Tomando la silla que su hombre había volteado cuando se acercó embravecido como un toro, repasó en su mente el desencadenante de aquel día, el porqué tanta cuestión violenta, buscando, hurgando en su memoria, la razón que lo llevó a actuar así, esa cosa que justificara sus actos, que la culpara nuevamente a ella, a ella y nadie más. Poco le había dicho antes de caerle a golpes, insultándola, denigrándola nuevamente. Casi nada había revelado mientras la arrastraba de los pelos por el piso, mientras la conducía hasta un rincón donde la tendría más sumisa, más entregada. Jeremías no había emitido una sola palabra con sentido, solo insultos bajos mientras desataba el nudo de su pantalón deportivo y lo bajaba hasta la altura de sus rodillas, mientras la obligaba a ella a realizarse sexo oral, ahogándola con su longitud y obligando a que se tragara todo lo que salía de su cuerpo. Nada, absolutamente nada, reveló antes de ordenar que volviera cada pequeña cosa a su lugar y, finalmente, abandonara aquel hogar.

Mía sollozó bajito por el dolor que punzaba en su ojo, pero haciendo fuerza de toda su resquebrajada voluntad, decidió ponerse en pie y arreglar su pulcra sala, no dejar ni un solo rastro de aquella pesadilla, que esos eventos quedaran allá, en el pasado, era lo mejor para todos, porque sí, Jeremías la amaba con locura, solo que a veces se descontrolaba, solo que a veces lo celos le ganaban, solo que a veces su protección se le escapaba de las manos, pero él la amaba, y mucho.
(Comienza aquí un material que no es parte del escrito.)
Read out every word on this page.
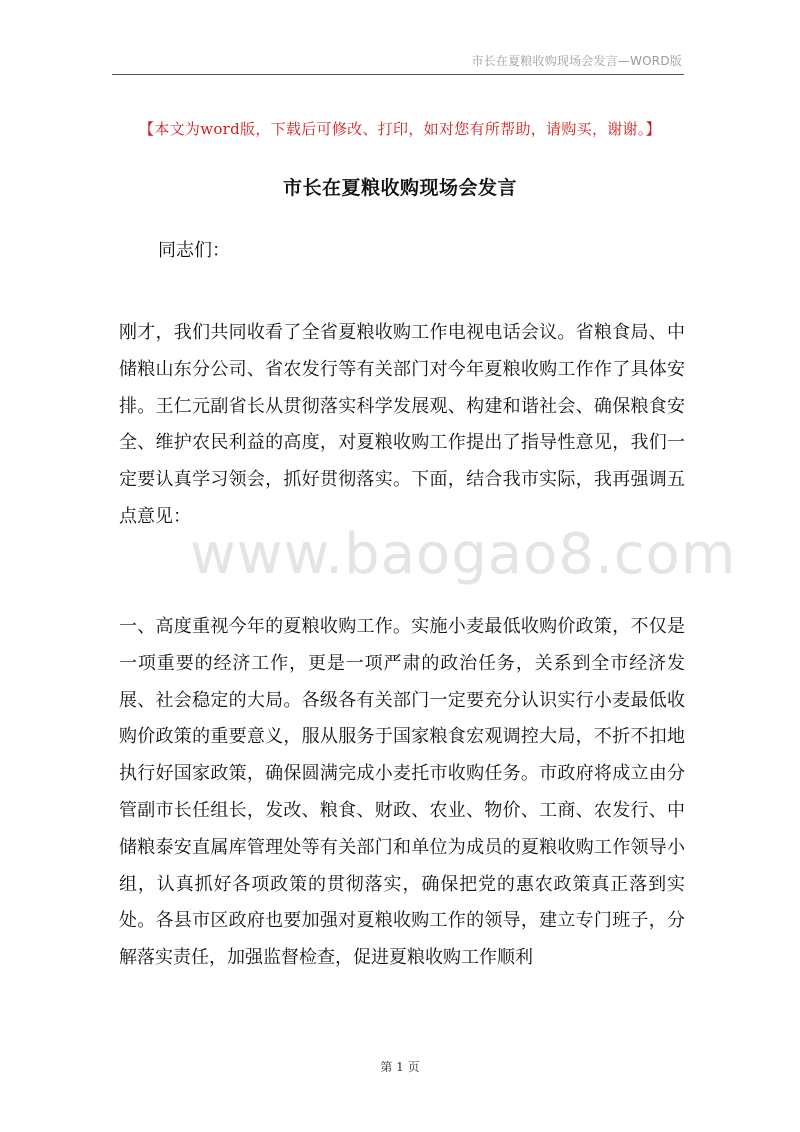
市长在夏粮收购现场会发言—WORD版
【本文为word版，下载后可修改、打印，如对您有所帮助，请购买，谢谢。】
市长在夏粮收购现场会发言
同志们：
刚才，我们共同收看了全省夏粮收购工作电视电话会议。省粮食局、中储粮山东分公司、省农发行等有关部门对今年夏粮收购工作作了具体安排。王仁元副省长从贯彻落实科学发展观、构建和谐社会、确保粮食安全、维护农民利益的高度，对夏粮收购工作提出了指导性意见，我们一定要认真学习领会，抓好贯彻落实。下面，结合我市实际，我再强调五点意见：
www.baogao8.com
一、高度重视今年的夏粮收购工作。实施小麦最低收购价政策，不仅是一项重要的经济工作，更是一项严肃的政治任务，关系到全市经济发展、社会稳定的大局。各级各有关部门一定要充分认识实行小麦最低收购价政策的重要意义，服从服务于国家粮食宏观调控大局，不折不扣地执行好国家政策，确保圆满完成小麦托市收购任务。市政府将成立由分管副市长任组长，发改、粮食、财政、农业、物价、工商、农发行、中储粮泰安直属库管理处等有关部门和单位为成员的夏粮收购工作领导小组，认真抓好各项政策的贯彻落实，确保把党的惠农政策真正落到实处。各县市区政府也要加强对夏粮收购工作的领导，建立专门班子，分解落实责任，加强监督检查，促进夏粮收购工作顺利
第 1 页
Una vez terminada la faena se limpió a ella misma, tomó una larga y relajante ducha que arrastraba bien lejos aquella sangre reseca, aquel dolor de su alma. Salió del baño, se colocó su mejor vestido, para luego maquillar hasta la última parte de su rostro, ocultando con maestría esas marcas que él detestaba ver, que se negaba a contemplar porque la culpa lo comía, lo sacaba de su eje, lo volvía a llevar a ese espacio donde no razonaba con facilidad, donde todo se resolvía con violencia. No, mejor ahorrarle aquello y tapar todo, borrar cuanta evidencia existiera.

En cuanto la puerta se abrió, pudo verlo cargando ese hermoso ramo de flores, pudo contemplar esa mirada cargada de su culpa, esos finitos labios apretándose con dolor.

—Perdón, amor —susurró con dolor mientras extendía el ramo hacia su mujer —. No quiero hacerte daño, en serio que no — juró acercándose a ella.

—Son muy bonitas —respondió aceptando aquel ramillete que desprendía ese aroma tan dulce, casi como la miel, casi como una mañana de primavera.

—Te amo, bonita —murmuró bien bajito, como si temiera que ella escapase ante su presencia —, te amo tanto que cuando el Negro me dijo que te había visto con esa calza puesta vi todo rojo. Es que no entendés que en el barrio todos te tienen ganas, que sos tan, pero tan linda, que no hay tipo que no quiera estar con vos. 

—No soy tan linda —respondió con timidez, con sus ojitos clavados en las flores, acomodándose un mechoncito de cabello tras la oreja mientras una boba sonrisa se abría paso en sus labios.